Thierry Brun  • 13 septembre 2007 abonné·es

Nicolas Sarkozy donnera le coup d’envoi de la réforme des régimes spéciaux de retraites le 18 septembre au Sénat, lors d’un discours devant l’Association des journalistes de l’information sociale (Ajis). Les syndicats n’ont pas été conviés à la présentation de l’un des principaux dossiers présidentiels. Au cours de la campagne électorale, Nicolas Sarkozy s’était engagé à réformer les régimes spéciaux de retraite au nom de « l’équité » entre les salariés, argument principal pour en réduire les acquis et les aligner sur le régime général. Les entreprises publiques (SNCF, RATP, EDF, GDF) sont principalement visées [^2].

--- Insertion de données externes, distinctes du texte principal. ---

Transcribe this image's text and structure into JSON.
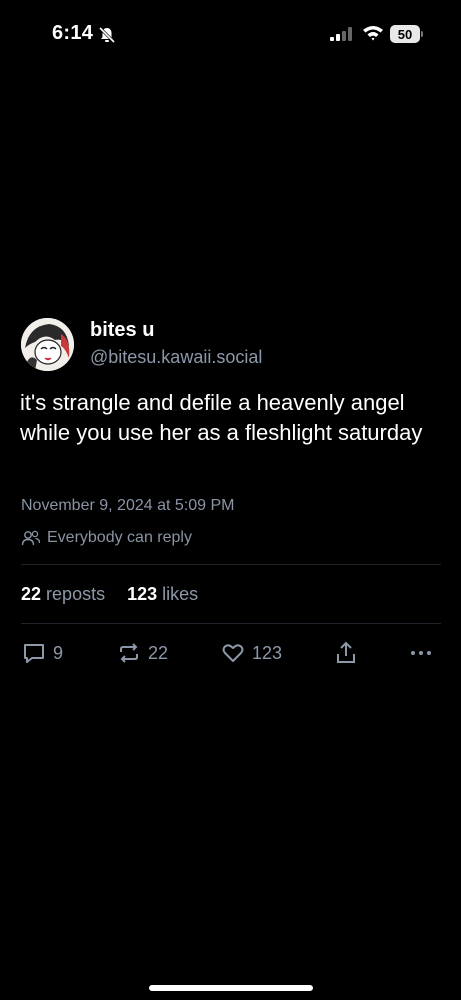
{
  "status_bar": {
    "time": "6:14",
    "battery": "50",
    "icons": [
      "bell-slash-icon",
      "signal-icon",
      "wifi-icon",
      "battery-icon"
    ]
  },
  "post": {
    "display_name": "bites u",
    "handle": "@bitesu.kawaii.social",
    "text": "it's strangle and defile a heavenly angel while you use her as a fleshlight saturday",
    "timestamp": "November 9, 2024 at 5:09 PM",
    "reply_setting": "Everybody can reply",
    "stats": {
      "reposts_count": "22",
      "reposts_label": "reposts",
      "likes_count": "123",
      "likes_label": "likes"
    },
    "actions": {
      "replies": "9",
      "reposts": "22",
      "likes": "123"
    }
  },
  "colors": {
    "background": "#000000",
    "text_primary": "#ffffff",
    "text_secondary": "#8c98a8",
    "divider": "#1e2329"
  }
}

Certaines confédérations syndicales ont été informées de l’avancée des travaux menés depuis l’Élysée avec le ministère du Travail. Le gouvernement a, dans un premier temps, démenti qu’un décret sur les régimes spéciaux soit en préparation, comme l’avait révélé François Chérèque, secrétaire général de la CFDT. Mais, n’étant pas à une contradiction près, le Premier ministre, François Fillon, a déclaré, dimanche 9 septembre sur Canal +, que la réforme était déjà « prête » et que le gouvernement attendait le « signal » de Nicolas Sarkozy pour entamer les négociations avec les partenaires sociaux sur ce sujet. Ainsi, le 18 septembre s’ouvriront des négociations dont le cadre et la durée sont déjà fixés : les syndicats devront négocier sous la menace d’un décret avant la fin de l’année si aucun accord n’est conclu.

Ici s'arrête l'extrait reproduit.